Samsung Pay has been a Lifesaver
I have mentioned this in my previous reviews of the Galaxy S & Note series as well. Samsung Pay with MST technology has been a lifesaver for me on several occasions. Just a week ago, I took my bike out to fill petrol and check the air pressure in the types. And I generally pay via mobile wallets, so I was not carrying cash or cards. Out of luck, the mobile wallet payment was not working, and by the time the guy could tell that to me, petrol was already filled. But luckily, the MST technology was of a big help here and I could make payment using my debit card, without physically having it. This is one of the unique features that Samsung flagship phones have, and I think more companies should also adopt this.
Samsung Pay is an excellent addition that makes peer-to-peer money transfer and utility bill payments simpler.
Some Areas of Improvement
The entire Galaxy Note series has always billed as a powerful productivity tool. And with AI & Machine Learning that all tech giants are working on, you could have expected Samsung’s Bixby to give a tough fight to Apple’s Siri and Google’s Assistant. The initial version of Bixby was pretty good, and had big potential, with a lot of voice commands that not a lot of other AI assistants supported.

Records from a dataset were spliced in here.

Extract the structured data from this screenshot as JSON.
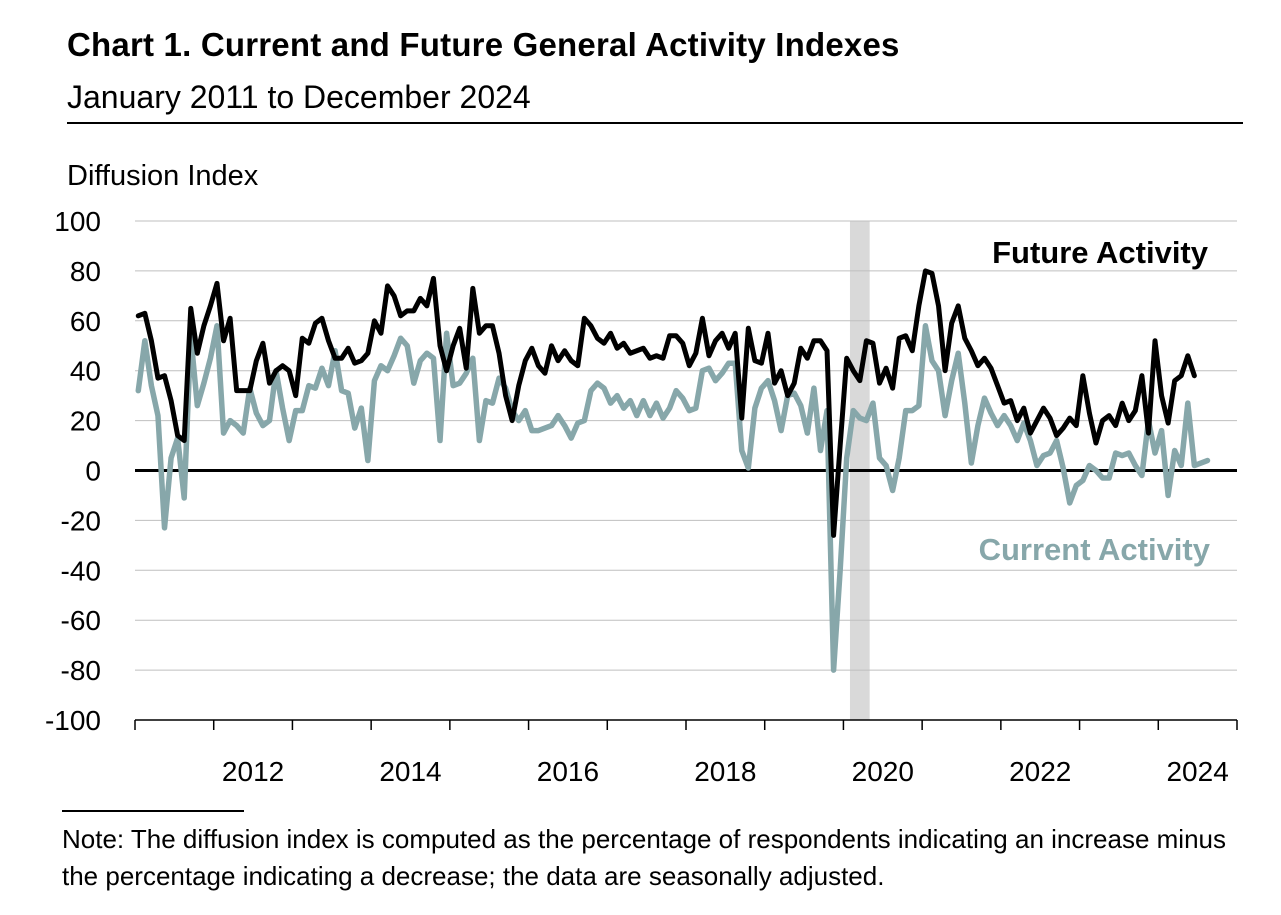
{
  "title": "Chart 1. Current and Future General Activity Indexes",
  "subtitle": "January 2011 to December 2024",
  "note": "Note: The diffusion index is computed as the percentage of respondents indicating an increase minus the percentage indicating a decrease; the data are seasonally adjusted.",
  "colors": {
    "future": "#000000",
    "current": "#87a7aa",
    "recession": "#d9d9d9",
    "zero_line": "#000000"
  },
  "chart_data": {
    "type": "line",
    "ylabel": "Diffusion Index",
    "ylim": [
      -100,
      100
    ],
    "y_ticks": [
      "100",
      "80",
      "60",
      "40",
      "20",
      "0",
      "-20",
      "-40",
      "-60",
      "-80",
      "-100"
    ],
    "x_start": "2011-01",
    "x_end": "2024-12",
    "x_tick_labels": [
      "2012",
      "2014",
      "2016",
      "2018",
      "2020",
      "2022",
      "2024"
    ],
    "recession_shading": {
      "start": "2020-02",
      "end": "2020-04"
    },
    "zero_line": true,
    "series": [
      {
        "name": "Future Activity",
        "label": "Future Activity",
        "color": "#000000",
        "values": [
          62,
          63,
          52,
          37,
          38,
          28,
          14,
          12,
          65,
          47,
          58,
          66,
          75,
          52,
          61,
          32,
          32,
          32,
          44,
          51,
          35,
          40,
          42,
          40,
          30,
          53,
          51,
          59,
          61,
          52,
          45,
          45,
          49,
          43,
          44,
          47,
          60,
          55,
          74,
          70,
          62,
          64,
          64,
          69,
          66,
          77,
          50,
          40,
          50,
          57,
          41,
          73,
          55,
          58,
          58,
          47,
          30,
          20,
          34,
          44,
          49,
          42,
          39,
          50,
          44,
          48,
          44,
          42,
          61,
          58,
          53,
          51,
          55,
          49,
          51,
          47,
          48,
          49,
          45,
          46,
          45,
          54,
          54,
          51,
          42,
          47,
          61,
          46,
          52,
          55,
          49,
          55,
          21,
          57,
          44,
          43,
          55,
          35,
          40,
          30,
          35,
          49,
          45,
          52,
          52,
          48,
          -26,
          10,
          45,
          40,
          36,
          52,
          51,
          35,
          41,
          33,
          53,
          54,
          48,
          66,
          80,
          79,
          66,
          40,
          59,
          66,
          53,
          48,
          42,
          45,
          41,
          34,
          27,
          28,
          20,
          25,
          15,
          20,
          25,
          21,
          14,
          17,
          21,
          18,
          38,
          23,
          11,
          20,
          22,
          18,
          27,
          20,
          24,
          38,
          15,
          52,
          30,
          19,
          36,
          38,
          46,
          38
        ]
      },
      {
        "name": "Current Activity",
        "label": "Current Activity",
        "color": "#87a7aa",
        "values": [
          32,
          52,
          34,
          22,
          -23,
          5,
          13,
          -11,
          54,
          26,
          35,
          45,
          58,
          15,
          20,
          18,
          15,
          33,
          23,
          18,
          20,
          40,
          25,
          12,
          24,
          24,
          34,
          33,
          41,
          34,
          48,
          32,
          31,
          17,
          25,
          4,
          36,
          42,
          40,
          46,
          53,
          50,
          35,
          44,
          47,
          45,
          12,
          55,
          34,
          35,
          39,
          45,
          12,
          28,
          27,
          37,
          33,
          24,
          20,
          24,
          16,
          16,
          17,
          18,
          22,
          18,
          13,
          19,
          20,
          32,
          35,
          33,
          27,
          30,
          25,
          28,
          22,
          28,
          22,
          27,
          21,
          25,
          32,
          29,
          24,
          25,
          40,
          41,
          36,
          39,
          43,
          43,
          8,
          1,
          25,
          33,
          36,
          28,
          16,
          30,
          31,
          26,
          15,
          33,
          8,
          24,
          -80,
          -40,
          5,
          24,
          21,
          20,
          27,
          5,
          2,
          -8,
          5,
          24,
          24,
          26,
          58,
          44,
          40,
          22,
          36,
          47,
          27,
          3,
          18,
          29,
          23,
          18,
          22,
          18,
          12,
          19,
          12,
          2,
          6,
          7,
          12,
          1,
          -13,
          -6,
          -4,
          2,
          0,
          -3,
          -3,
          7,
          6,
          7,
          2,
          -2,
          20,
          7,
          16,
          -10,
          8,
          2,
          27,
          2,
          3,
          4
        ]
      }
    ]
  }
}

Sadly, Bixby 2.0 is a disappointing upgrade that took away the key voice features. And it does not even have on-device processing for simple commands. I mean, at least things like increase/decrease volume, turn Wi-Fi or Bluetooth On/Off, and so on should at least work without connecting to the internet, like in the case of Google Assistant.
Even the assistant screen on the home screen (swiping left to right) could have been better. I’ve replaced that with Microsoft Launcher and that works better than One UI launcher. In fact, given Samsung and Microsoft partnership, if you are invested in the Microsoft ecosystem of apps – Office 365, Outlook, and more, I would suggest switching to Microsoft Launcher.
Conclusion: The Galaxy Note 10+ is Still A Powerful Option Today
As I mentioned above, the Galaxy Note 20 series is set to launch soon. And like me, I hope many others will be excited and looking forward to the new phone. But those on a tighter budget may find it reasonable to go for last year’s Galaxy Note 10-series when it gets a price cut. It is still a beast of the phone with sheer-power that can handle all your needs, be it gaming, productivity, or photography.